I fist my right hand when he pulls it out from beneath me, but he easily pries my thumb free and presses it to the side of my phone. The screen lights up, and I claw at his arm as he holds the phone out of my reach and types.

“See what I mean?” He shows me the screen, and my hand goes still on his arm as I read the sent message.

It’s over. I’m going home.

No, no, no, no, no. The single word goes on a loop inside my mind as I try to think of a way out of this. There has to be a way. Nothing is ever this hopeless.

He gets off me and pockets my phone as he walks to the middle of the room and grabs something off the desk.

I jump to the floor, watching him warily as I linger in the corner behind the bed, trying to come up with my next move.

My heart thunders in my chest as I see what he’s holding. A small bottle and a white cloth.

There’s only one thing to do. I scream. With the full force of my lungs. Someone will come to my rescue before it’s too late.

He shakes his head and tuts as he opens the bottle and places the lid on the desk. “Don’t you know that the room is soundproof? Your rich, little boyfriend got the absolute best for his girl.”

Horror pounds in my chest as I watch him pour liquid onto the cloth. I glance toward the door. My line of escape is free, and he’s preoccupied. So I bolt forward, muscles aching from the sudden force as I dart through the room.

I only make it to the desk before I slam into an arm that stretches out and knocks the air from my lungs. I kick my feet into the ground as he pulls me back against him, locking me to his muscular chest. I scratch at his arms and writhe and jerk, but it’s no use. He doesn’t strain a muscle as he easily restrains me and sets the bottle down without spilling a single drop.

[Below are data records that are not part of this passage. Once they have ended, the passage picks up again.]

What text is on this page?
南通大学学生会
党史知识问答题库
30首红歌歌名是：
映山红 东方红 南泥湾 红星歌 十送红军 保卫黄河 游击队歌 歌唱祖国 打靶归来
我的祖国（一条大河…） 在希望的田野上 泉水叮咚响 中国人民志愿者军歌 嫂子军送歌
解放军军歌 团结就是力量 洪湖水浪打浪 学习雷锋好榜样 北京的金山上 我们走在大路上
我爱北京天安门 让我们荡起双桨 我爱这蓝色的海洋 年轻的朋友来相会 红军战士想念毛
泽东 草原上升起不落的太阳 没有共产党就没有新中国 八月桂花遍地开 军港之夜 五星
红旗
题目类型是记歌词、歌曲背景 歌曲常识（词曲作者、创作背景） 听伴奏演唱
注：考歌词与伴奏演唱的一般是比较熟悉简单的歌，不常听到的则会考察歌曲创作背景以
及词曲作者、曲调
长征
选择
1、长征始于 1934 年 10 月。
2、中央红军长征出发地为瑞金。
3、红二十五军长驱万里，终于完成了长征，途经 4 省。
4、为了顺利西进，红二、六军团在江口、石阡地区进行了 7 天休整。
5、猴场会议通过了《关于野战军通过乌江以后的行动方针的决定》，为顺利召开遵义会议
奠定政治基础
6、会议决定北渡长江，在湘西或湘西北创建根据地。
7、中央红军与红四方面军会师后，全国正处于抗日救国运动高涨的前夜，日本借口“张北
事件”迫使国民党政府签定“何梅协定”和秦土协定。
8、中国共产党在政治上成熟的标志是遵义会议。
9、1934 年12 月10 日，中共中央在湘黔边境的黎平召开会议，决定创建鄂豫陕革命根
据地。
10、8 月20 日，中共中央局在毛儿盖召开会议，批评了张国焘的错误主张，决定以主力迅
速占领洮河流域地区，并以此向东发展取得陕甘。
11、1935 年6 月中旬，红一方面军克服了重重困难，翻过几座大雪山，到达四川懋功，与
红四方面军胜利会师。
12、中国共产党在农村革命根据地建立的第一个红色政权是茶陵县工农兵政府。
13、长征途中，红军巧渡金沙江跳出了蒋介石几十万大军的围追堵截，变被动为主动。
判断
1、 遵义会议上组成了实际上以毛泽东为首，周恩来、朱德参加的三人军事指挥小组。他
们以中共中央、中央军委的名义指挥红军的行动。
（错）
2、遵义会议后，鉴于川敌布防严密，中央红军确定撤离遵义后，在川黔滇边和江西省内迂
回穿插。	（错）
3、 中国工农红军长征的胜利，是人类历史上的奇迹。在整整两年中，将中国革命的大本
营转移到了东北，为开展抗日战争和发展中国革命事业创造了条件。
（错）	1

“No,” I pant as he runs his knuckles over my cheek, the wet fabric in his hand brushing my skin. “No!” I repeat, my voice rising to a shrill wail.

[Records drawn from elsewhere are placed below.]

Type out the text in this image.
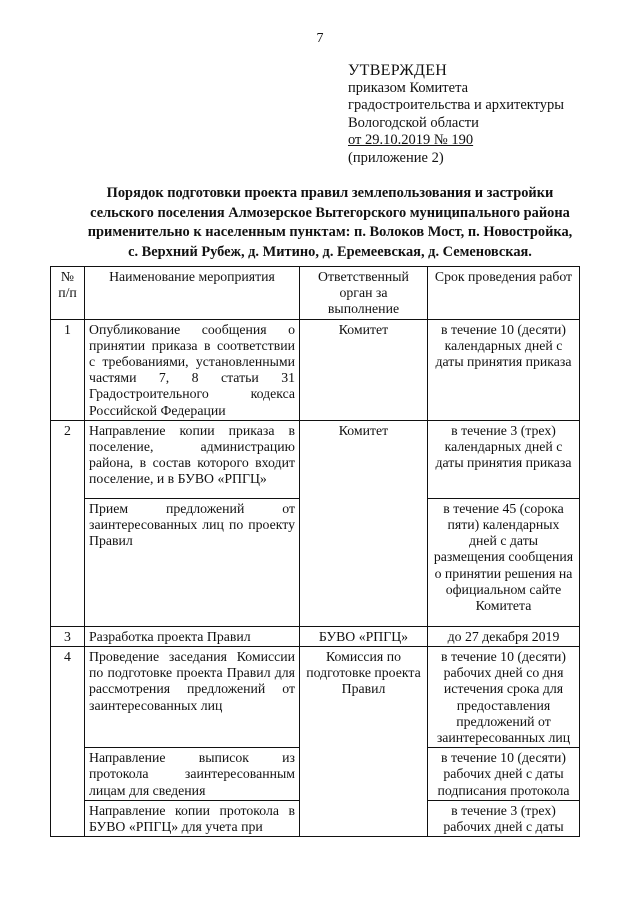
7
УТВЕРЖДЕН
приказом Комитета
градостроительства и архитектуры
Вологодской области
от 29.10.2019 № 190
(приложение 2)
Порядок подготовки проекта правил землепользования и застройки
сельского поселения Алмозерское Вытегорского муниципального района
применительно к населенным пунктам: п. Волоков Мост, п. Новостройка,
с. Верхний Рубеж, д. Митино, д. Еремеевская, д. Семеновская.
№ п/п	Наименование мероприятия	Ответственный орган за выполнение	Срок проведения работ
1	Опубликование сообщения о принятии приказа в соответствии с требованиями, установленными частями 7, 8 статьи 31 Градостроительного кодекса Российской Федерации	Комитет	в течение 10 (десяти) календарных дней с даты принятия приказа
2	Направление копии приказа в поселение, администрацию района, в состав которого входит поселение, и в БУВО «РПГЦ»	Комитет	в течение 3 (трех) календарных дней с даты принятия приказа
	Прием предложений от заинтересованных лиц по проекту Правил		в течение 45 (сорока пяти) календарных дней с даты размещения сообщения о принятии решения на официальном сайте Комитета
3	Разработка проекта Правил	БУВО «РПГЦ»	до 27 декабря 2019
4	Проведение заседания Комиссии по подготовке проекта Правил для рассмотрения предложений от заинтересованных лиц	Комиссия по подготовке проекта Правил	в течение 10 (десяти) рабочих дней со дня истечения срока для предоставления предложений от заинтересованных лиц
	Направление выписок из протокола заинтересованным лицам для сведения		в течение 10 (десяти) рабочих дней с даты подписания протокола
	Направление копии протокола в БУВО «РПГЦ» для учета при		в течение 3 (трех) рабочих дней с даты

“It’s almost a shame I have to put you out. You’re awfully cute when you’re all desperate and screaming.”

He moves the cloth toward my mouth, and I dig my fingers into his arm, feeling his skin break beneath my nails. But it doesn’t faze him. He continues as if he has all the time in the world, folding out the cloth in his palm and pressing it to my mouth.

I try to hold my breath, but my tight chest has already deprived me of air, and within seconds, I’m panting hard to access precious oxygen. A whimper escapes me as a sickly sweet, chemical smell invades my nose. Expecting the effect to set in immediately, I’m surprised when nothing happens. I try to hold in another inhale, but it only makes me heave harder, and I start struggling again as I lose control over my breath. I writhe against him, shoving, pulling, and scratching at the hand over my mouth. I put in all my strength, panting even harder with the effort and inhaling more of the cloying smell.

“Sorry, it’s not like in the movies. Takes a few minutes for the effect to set in.” He swipes his thumb across my cheek as if he’s genuinely trying to comfort me.

My strength weakens, but I’m not sure if it’s the drug or my struggle. I keep going for a little while, but my strength drains faster, and my fight wanes to abrupt jerks.

Tears pool in my eyes as a slow haze creeps over my mind and my limbs go heavy. I blink my suddenly heavy eyes against the room and sink into him as drowsiness drags me down.

“That’s it,” he croons, adjusting his arm to support my weight rather than restraining me.

My fingers relax around his arm, now holding on more than pulling.

Tightening his grip around my waist, he hoists me up, still holding the cloth to my mouth, and lowers us both to lie on the bed. I give a few jerks, but he easily wraps his legs around mine, pinning me in a little spoon against his body as I breathe in the chemical solution.

The room blurs before me. I blink a few times, trying to fight the fatigue, but it’s out of my control. My eyes fall shut and refuse to open back up.

He removes the cloth, and my head falls limp on the mattress.

“Dax is gonna love training you,” he whispers, and those are the last words I hear before darkness claims me.